How Russia hedged against US sanctions on the Russian economy?
Russia is likely to respond to the latest round of US sanctions threats as it has in the past, by accelerating his efforts to make the Russian economy more self-sufficient.
During the seven years after Russia’s annexation of Crimea, the Russian government and the Russian central bank reduced the country’s exposure to the dollar, diverted assets outside the United States, and sold a smaller share of its debt to foreigners.
“The Americans say, ‘Be careful, or we can do more,'” said Elena Rybakova, deputy chief economist at the Washington-based Institute of International Finance.
“But Russia will continue on the path toward economic self-sufficiency”.
The administration of US President Joe Biden continues to threaten to impose sanctions on Russia even after a comprehensive round of sanctions imposed last week.
On Sunday, the United States warned of “consequences” if opposition activist Alexei Navalny died in prison.
Last year, Russia’s $ 581 billion share of gold in Russia’s international reserves jumped above the dollar’s share for the first time ever after a multi-year campaign to reduce exposure to US assets.
This precious metal accounted for 24% of the central bank’s stock at the end of September 2020, the last date for which the relevant accounts are available.
The share of dollar assets reached 22%, which is a decrease of more than 40% from 2018.
This trend is also evident in the share of Russia’s international reserves held in the United States, which fell to just under 7% at the end of September, down from about 30% before the annexation of Crimea.
Most of this shift occurred in the second quarter of 2018, after sanctions imposed on aluminum giant United Co. Rusal revealed how vulnerable Russia was to sanctions.
Russia’s resilience in the face of successive waves of sanctions provides a false sense of security.
With the US running out of options, the next round may be more disruptive, and the measures currently in place are hampering trade and investment.
Of course, there is a lot that Russia can do without completely isolating itself from the global economy.
But officials in Washington are also constrained by the fact that if they go too far (as they did with the Rusal sanctions that were later lifted), they risk sending tremors across global markets.
Building on Putin’s pledge to “de-link the dollar” in trade, Russia has been slowly reducing the use of the green currency in its exports with the European Union, China and India.
The euro has nearly overtaken the dollar in Russia’s trade with the European Union, and has already overtaken it in exports to China.
Meanwhile, about two-thirds of Russian exports to India are paid in Russian rubles.
Last week’s sanctions included a ban on bond purchases in the primary market, so the next big targets could be secondary market debt and access by Russian banks to the money messaging system used in most international money transfers.

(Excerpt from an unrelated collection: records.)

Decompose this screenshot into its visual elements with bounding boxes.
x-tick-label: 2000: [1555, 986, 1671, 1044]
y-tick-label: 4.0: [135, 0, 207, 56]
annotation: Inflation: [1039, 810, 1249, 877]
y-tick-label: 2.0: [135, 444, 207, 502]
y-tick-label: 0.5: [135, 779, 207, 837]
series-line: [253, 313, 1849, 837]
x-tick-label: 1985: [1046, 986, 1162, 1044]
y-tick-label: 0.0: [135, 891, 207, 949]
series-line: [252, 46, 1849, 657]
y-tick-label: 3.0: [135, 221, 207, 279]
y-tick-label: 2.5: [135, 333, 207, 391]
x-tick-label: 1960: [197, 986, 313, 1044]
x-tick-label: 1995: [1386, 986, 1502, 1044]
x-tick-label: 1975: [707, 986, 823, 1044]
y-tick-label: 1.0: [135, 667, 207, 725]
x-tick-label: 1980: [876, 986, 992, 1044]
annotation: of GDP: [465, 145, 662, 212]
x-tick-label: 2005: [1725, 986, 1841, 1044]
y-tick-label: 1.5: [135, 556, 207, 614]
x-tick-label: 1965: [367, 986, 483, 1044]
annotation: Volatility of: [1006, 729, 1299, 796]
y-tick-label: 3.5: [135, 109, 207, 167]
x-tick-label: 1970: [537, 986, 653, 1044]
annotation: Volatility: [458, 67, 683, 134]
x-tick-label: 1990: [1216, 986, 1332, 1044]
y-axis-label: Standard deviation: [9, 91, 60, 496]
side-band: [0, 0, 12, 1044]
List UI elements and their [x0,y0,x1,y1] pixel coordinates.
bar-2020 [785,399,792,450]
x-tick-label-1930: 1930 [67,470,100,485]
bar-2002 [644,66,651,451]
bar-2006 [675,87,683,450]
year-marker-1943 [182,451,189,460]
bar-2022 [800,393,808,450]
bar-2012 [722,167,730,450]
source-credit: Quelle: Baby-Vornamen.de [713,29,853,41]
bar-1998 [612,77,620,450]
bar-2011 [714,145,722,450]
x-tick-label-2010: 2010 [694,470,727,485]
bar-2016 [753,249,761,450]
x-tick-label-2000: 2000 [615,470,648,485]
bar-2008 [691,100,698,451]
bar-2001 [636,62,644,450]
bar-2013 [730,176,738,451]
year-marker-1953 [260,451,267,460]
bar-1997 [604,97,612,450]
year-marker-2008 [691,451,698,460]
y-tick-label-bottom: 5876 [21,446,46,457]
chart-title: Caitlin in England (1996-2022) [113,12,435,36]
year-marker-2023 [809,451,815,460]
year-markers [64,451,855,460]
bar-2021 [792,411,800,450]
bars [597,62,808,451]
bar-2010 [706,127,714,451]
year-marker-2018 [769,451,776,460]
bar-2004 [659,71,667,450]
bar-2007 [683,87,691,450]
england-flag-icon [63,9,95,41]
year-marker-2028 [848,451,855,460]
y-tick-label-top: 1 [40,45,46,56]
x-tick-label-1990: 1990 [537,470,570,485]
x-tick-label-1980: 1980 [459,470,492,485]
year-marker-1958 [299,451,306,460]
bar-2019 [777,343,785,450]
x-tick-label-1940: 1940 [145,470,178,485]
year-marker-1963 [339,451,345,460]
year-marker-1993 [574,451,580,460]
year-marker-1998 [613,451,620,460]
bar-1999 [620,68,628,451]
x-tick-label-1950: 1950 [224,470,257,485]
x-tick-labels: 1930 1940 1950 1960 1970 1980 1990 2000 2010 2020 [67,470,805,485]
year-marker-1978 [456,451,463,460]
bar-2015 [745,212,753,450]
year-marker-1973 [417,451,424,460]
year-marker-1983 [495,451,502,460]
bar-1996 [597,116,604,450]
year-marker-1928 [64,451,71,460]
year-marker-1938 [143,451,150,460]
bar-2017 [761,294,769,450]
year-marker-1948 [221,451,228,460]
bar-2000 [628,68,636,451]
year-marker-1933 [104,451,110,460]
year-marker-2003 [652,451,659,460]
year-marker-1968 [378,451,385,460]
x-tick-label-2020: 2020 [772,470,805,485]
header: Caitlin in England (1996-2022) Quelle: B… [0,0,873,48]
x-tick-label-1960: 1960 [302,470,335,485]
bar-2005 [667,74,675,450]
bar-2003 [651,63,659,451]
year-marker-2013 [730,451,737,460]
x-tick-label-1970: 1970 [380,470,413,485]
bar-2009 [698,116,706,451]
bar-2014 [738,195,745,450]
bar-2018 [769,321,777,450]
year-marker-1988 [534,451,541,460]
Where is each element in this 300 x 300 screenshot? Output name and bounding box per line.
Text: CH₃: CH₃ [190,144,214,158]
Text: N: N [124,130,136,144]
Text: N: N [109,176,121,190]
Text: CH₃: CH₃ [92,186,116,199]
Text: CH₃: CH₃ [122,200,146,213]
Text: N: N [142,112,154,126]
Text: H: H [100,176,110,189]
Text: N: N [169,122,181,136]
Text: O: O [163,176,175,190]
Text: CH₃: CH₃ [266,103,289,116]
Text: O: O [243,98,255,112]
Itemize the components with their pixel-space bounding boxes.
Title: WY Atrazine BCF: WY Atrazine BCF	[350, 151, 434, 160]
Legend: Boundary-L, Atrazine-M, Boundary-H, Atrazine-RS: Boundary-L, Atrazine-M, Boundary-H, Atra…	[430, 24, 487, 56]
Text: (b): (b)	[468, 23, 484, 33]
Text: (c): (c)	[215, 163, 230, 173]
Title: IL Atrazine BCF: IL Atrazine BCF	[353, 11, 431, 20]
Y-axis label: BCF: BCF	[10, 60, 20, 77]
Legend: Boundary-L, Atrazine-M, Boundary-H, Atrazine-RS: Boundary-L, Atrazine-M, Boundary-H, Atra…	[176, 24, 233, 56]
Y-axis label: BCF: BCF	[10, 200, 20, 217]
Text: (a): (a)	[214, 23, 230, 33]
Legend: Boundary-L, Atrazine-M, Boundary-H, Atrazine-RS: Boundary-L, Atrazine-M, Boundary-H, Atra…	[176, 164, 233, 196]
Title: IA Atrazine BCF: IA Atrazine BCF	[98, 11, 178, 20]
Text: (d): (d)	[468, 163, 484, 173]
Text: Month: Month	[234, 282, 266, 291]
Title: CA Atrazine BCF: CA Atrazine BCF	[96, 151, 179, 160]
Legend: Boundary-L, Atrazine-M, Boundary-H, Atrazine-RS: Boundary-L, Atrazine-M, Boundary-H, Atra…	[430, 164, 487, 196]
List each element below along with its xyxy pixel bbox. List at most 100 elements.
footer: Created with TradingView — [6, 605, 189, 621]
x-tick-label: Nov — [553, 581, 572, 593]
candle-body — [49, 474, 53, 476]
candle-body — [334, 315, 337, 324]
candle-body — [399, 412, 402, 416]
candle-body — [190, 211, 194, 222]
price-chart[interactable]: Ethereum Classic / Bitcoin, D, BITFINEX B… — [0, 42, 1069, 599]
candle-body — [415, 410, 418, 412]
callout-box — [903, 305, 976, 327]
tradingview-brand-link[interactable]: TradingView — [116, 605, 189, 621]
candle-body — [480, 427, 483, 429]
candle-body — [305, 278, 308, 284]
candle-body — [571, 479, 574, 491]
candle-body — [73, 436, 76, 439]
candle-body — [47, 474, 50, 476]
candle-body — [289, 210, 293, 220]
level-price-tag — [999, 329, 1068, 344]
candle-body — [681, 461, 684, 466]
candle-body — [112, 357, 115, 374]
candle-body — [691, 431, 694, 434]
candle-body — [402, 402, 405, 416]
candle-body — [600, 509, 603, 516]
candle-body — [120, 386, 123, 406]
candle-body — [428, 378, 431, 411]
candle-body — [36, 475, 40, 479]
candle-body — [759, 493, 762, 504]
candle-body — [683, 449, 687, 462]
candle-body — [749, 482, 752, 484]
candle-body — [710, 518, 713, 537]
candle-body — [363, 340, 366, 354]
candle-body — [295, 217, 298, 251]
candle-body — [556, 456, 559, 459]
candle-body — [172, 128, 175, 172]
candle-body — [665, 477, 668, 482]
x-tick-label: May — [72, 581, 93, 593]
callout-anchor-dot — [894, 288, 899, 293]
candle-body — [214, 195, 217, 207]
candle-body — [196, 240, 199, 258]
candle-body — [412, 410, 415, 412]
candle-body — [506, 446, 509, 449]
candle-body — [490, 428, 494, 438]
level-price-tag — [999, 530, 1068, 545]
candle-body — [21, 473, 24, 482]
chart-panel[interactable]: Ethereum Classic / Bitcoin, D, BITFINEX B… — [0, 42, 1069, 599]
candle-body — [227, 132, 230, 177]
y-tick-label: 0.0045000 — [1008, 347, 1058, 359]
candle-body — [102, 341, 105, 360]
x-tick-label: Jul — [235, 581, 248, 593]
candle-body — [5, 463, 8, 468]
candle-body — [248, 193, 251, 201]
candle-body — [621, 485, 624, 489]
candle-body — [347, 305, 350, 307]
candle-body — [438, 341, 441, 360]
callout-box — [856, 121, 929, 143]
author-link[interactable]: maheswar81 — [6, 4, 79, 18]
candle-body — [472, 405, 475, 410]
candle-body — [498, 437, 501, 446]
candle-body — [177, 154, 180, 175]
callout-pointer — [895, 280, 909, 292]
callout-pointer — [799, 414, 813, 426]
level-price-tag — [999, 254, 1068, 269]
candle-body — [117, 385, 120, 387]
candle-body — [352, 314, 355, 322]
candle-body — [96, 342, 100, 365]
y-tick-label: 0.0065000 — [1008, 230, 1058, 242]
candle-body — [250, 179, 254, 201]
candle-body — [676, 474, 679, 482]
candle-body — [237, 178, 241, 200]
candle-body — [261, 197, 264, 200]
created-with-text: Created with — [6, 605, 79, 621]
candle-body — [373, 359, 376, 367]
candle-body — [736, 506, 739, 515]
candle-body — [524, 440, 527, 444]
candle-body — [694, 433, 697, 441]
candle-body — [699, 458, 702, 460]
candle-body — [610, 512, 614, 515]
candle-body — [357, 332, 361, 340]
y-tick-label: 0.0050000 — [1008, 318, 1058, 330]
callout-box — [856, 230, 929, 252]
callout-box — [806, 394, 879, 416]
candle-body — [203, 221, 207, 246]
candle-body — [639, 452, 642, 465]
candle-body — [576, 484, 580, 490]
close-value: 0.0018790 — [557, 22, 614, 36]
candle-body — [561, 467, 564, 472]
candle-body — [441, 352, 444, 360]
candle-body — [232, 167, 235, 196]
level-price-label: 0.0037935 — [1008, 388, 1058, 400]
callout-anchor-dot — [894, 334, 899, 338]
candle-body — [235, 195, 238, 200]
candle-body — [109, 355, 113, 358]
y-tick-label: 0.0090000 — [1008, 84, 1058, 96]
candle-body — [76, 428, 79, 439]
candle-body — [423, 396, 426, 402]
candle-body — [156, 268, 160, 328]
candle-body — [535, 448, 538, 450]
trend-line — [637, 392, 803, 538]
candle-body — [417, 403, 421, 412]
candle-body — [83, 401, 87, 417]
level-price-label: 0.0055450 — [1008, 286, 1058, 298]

For its part, Russia is already looking for alternatives to the system, known as “SWIFT”, to make itself less vulnerable, although its attempts so far have not yielded significant results.
One of the reasons the Finance Ministry was not concerned about the recent sanction measure on government debt is that Russia has in any case been selling mostly to local banks at its weekly auctions.
Borrowing has intensified during the pandemic despite weak foreign demand, which has increased the overall size of the market and reduced the share of foreigners.
US banks can still buy new debt in the secondary market after the sanctions went into effect in mid-June.
Fitch Ratings said in a research note published late on Friday that Russia is “in a good position” regarding near-term market turmoil because it has high cash reserves and strong domestic bank demand.